Daftari adds that the real challenge lies in changing people’s attitudes, something he believes is best accomplished through education at an early age, as early as third or fourth standard in schools.

Reducing waste
Waste segregation and recycling is something most people don’t think of. We’ve all studied composting in schools but few bother to follow that. Arijit Mitra, who runs a company called Greentechlife, had spoken with Gadgets 360 about a ‘smart’ dustbin called Smartbin that his company sells.

This dustbin helps people compost waste and has been a very popular product on his website. “Composting is a big driver (for the business). I’ve sold over 10,000 Smartbins over the past four years,” Mitra says. “When we started off, most people who approached us didn’t know what compost is. We’d set up shop at exhibitions and nobody would come to our stall.”

Mitra adds that things have changed a lot over the years and he’s now shipped Smartbin, and Smartbin Air, all over India, including to several villages. There appears to be a growing awareness about the importance of composting.

Green homes
If these steps are too small for you, then you could think about getting your home a green home certification or buy a flat in a certified green building.
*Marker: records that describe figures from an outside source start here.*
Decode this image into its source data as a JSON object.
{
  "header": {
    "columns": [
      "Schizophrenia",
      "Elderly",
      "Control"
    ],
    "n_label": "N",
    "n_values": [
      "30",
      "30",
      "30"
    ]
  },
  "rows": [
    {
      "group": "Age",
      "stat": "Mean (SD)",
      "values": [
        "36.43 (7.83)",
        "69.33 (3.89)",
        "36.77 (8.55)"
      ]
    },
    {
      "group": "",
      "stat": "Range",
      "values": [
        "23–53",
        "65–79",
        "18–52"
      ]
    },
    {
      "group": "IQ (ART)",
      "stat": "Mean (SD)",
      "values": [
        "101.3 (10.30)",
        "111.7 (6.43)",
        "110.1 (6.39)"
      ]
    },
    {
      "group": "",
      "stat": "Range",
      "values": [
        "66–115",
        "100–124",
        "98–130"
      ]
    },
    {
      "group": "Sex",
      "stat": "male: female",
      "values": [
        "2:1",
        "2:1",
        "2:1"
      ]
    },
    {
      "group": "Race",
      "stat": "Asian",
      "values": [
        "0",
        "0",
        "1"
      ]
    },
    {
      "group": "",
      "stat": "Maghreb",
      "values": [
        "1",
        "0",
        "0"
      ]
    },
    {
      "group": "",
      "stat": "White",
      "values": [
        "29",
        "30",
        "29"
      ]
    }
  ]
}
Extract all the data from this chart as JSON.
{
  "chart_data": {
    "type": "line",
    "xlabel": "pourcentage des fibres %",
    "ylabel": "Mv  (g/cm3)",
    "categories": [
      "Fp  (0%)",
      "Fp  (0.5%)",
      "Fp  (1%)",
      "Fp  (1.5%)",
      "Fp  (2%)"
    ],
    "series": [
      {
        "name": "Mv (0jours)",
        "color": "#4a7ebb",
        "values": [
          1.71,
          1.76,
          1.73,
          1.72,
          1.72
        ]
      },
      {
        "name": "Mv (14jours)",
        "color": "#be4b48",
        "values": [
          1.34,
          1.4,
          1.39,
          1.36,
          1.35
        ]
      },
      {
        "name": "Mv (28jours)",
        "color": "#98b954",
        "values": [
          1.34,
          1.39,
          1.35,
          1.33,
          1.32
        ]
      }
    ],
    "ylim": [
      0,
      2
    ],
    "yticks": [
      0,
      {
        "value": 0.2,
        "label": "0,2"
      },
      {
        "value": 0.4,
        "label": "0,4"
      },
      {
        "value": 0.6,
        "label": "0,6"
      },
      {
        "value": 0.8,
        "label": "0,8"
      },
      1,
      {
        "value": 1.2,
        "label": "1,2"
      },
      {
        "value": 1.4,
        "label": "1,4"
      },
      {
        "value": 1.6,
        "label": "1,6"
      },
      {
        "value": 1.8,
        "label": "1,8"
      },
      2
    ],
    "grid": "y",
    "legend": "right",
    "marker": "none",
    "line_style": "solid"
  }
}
The Energy and Resources Institute (TERI) has a certification program for buildings called Green Rating for Integrated Habitat Assessment (GRIHA). GRIHA certification takes into account factors such as the state of the construction site, the soil, flora and fauna on the land, before construction begins. It also looks at how resources are used in the planning stage, while the building is being built, and in its operation and maintenance.

The GRIHA rating helps builders reduce energy consumption, and ensure that the ecology is not harmed during construction or after it. You can only get the certification if the building shows reduced air and water pollution, manages water consumption, and if you focus on reducing waste generation and recycling.

Then there’s Indian Green Buildings Council’s (IGBC) green homes certification, which applies to both existing and new homes. According to IGBC, a green home has several benefits, with lower energy and water consumption being the chief among them. This can be as much as a 40 percent reduction in energy consumption. Over 1,600 green building projects across India use IGBC’s rating system. These rating systems recommend use of thermally insulated walls, reflective roofs, use of salvaged materials for construction, waste water treatment, and the use of energy efficient appliances.

Even if you can’t do all of these things, you can always start being a bit more environmentally conscious by using appliances that consume less energy (look for the 5-star BEE energy saver rating) or switch to appliances powered by renewable resources. When it comes to helping the environment, every little bit counts.